Dass die Expertinnen überhaupt getagt hatten, geht auf den Koalitionsvertrag der Ampel zurück. SPD, Grüne und FDP hatten 2021 beschlossen, durch eine Kommission prüfen zu lassen, inwieweit Schwangerschaftsabbrüche auch außerhalb des Strafgesetzbuches geregelt werden könnten.

Nun haben sie den Staffelstab zurückgegeben – doch kurzfristige Neuregelungen zur Liberalisierung des Abtreibungsrechts sind von der Ampelregierung nicht zu erwarten. Kanzler Olaf Scholz (SPD) sei daran gelegen, dass diese Diskussion in ruhiger und sensibler Weise geführt werde, sagte eine Regierungssprecherin am Montag. Ähnlich äußerten sich Familienministerin Lisa Paus (Grüne), Gesundheitsminister Karl Lauterbach (SPD) und Justizminister Marko Buschmann (FDP).
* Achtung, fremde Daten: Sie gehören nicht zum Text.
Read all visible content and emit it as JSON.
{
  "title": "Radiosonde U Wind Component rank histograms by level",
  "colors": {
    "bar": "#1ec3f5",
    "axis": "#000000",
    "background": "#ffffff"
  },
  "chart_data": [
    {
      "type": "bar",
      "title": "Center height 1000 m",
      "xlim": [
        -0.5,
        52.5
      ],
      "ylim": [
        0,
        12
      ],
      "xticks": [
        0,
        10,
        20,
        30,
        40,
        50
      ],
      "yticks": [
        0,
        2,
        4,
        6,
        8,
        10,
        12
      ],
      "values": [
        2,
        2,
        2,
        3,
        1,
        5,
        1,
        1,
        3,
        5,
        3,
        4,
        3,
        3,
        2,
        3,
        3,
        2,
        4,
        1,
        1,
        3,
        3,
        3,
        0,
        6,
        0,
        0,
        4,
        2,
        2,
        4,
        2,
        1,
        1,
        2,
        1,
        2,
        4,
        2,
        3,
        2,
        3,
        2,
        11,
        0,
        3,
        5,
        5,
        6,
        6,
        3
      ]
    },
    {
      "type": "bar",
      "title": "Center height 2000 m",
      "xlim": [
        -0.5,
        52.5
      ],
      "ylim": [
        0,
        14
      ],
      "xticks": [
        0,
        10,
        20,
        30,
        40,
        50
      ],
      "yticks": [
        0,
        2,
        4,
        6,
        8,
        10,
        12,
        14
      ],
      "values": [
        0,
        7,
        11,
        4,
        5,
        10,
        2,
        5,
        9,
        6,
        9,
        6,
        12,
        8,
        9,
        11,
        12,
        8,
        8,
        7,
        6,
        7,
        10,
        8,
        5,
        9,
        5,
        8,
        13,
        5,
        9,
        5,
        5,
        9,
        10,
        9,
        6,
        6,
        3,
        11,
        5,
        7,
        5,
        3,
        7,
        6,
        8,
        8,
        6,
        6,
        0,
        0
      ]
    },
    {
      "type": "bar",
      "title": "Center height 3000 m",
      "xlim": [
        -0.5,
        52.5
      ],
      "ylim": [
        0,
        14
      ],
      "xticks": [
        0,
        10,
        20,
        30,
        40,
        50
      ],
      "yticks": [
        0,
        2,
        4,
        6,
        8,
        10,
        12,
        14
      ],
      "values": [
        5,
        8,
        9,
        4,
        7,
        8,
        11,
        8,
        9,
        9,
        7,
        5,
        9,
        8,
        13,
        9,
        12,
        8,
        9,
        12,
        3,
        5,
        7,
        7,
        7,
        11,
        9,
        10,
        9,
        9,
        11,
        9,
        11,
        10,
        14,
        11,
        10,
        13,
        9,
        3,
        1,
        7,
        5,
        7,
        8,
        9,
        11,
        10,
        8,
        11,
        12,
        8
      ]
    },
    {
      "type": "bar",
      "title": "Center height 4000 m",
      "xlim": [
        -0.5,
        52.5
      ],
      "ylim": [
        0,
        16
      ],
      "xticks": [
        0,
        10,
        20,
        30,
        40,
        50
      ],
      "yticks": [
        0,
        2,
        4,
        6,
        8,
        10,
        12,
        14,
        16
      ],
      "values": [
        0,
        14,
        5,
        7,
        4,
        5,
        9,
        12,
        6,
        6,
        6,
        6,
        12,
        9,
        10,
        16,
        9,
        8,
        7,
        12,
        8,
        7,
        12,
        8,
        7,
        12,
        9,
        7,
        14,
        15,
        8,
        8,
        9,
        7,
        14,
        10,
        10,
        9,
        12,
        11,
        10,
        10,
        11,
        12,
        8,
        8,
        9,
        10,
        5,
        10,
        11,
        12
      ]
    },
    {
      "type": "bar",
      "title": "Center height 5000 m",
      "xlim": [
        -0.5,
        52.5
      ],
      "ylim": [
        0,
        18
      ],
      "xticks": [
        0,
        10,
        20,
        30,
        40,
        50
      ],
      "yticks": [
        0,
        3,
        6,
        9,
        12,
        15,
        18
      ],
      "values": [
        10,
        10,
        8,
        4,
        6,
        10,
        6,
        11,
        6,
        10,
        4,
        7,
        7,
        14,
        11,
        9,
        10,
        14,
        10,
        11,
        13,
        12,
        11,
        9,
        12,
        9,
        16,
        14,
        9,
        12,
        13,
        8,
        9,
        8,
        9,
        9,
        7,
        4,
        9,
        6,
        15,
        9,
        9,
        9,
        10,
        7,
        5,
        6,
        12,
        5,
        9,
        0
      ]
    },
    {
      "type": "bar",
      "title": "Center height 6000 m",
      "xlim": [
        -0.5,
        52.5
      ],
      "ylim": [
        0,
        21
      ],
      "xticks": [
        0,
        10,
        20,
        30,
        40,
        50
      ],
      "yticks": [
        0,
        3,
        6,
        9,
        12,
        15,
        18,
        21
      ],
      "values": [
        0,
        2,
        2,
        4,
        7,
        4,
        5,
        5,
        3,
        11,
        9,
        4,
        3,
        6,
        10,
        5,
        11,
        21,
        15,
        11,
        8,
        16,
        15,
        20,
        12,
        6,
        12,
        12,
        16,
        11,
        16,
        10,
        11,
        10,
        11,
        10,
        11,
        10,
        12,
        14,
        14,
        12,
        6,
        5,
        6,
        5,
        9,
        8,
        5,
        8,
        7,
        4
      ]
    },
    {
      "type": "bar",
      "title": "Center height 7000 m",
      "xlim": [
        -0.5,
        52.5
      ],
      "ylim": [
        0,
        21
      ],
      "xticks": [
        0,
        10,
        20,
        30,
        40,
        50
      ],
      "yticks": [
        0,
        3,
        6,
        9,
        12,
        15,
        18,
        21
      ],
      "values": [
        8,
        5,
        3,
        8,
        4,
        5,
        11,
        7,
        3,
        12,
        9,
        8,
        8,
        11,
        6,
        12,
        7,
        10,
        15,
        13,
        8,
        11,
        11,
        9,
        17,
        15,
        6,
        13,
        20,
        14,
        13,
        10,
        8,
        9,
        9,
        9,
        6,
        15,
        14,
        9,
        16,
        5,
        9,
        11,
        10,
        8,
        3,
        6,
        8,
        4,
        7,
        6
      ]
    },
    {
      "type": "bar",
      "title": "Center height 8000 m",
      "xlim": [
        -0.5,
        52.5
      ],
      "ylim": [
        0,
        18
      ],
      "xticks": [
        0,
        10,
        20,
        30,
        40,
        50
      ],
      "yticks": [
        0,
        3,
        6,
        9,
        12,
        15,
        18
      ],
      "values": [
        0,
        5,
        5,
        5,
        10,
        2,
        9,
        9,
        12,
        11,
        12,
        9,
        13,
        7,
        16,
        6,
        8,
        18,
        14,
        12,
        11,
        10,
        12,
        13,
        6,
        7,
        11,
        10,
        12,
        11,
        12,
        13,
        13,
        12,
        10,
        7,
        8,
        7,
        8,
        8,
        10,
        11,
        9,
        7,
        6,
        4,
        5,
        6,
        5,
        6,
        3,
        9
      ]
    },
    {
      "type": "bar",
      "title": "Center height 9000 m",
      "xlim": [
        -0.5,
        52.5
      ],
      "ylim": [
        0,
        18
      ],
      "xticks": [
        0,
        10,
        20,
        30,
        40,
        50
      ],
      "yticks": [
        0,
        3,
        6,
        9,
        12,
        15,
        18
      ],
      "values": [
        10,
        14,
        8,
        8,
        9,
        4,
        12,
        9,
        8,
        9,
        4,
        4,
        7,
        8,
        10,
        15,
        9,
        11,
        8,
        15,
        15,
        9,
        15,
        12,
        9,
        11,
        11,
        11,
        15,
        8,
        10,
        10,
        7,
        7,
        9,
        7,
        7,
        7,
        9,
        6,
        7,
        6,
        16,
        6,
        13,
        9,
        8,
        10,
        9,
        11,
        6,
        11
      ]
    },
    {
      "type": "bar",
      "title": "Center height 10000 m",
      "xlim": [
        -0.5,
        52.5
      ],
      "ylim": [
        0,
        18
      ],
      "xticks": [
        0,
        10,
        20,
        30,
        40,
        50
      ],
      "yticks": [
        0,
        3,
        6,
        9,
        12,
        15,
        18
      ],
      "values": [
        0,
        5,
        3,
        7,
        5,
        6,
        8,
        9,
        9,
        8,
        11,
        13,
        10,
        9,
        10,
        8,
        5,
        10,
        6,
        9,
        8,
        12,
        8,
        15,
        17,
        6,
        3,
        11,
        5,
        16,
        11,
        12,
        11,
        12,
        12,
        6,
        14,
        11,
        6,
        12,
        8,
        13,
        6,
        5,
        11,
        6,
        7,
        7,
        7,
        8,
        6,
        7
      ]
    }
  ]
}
Trotzdem schlagen die Wogen bereits hoch. Die Präsidentin des Zentralkomitees der deutschen Katholiken (ZdK), Irme Stetter-Karp, sprach sich gegen eine Legalisierung von Schwangerschaftsabbrüchen aus. „Wir halten es nicht für richtig, dem Embryo in den ersten Wochen keinen Schutz mehr zu geben“, sagte sie dem WDR.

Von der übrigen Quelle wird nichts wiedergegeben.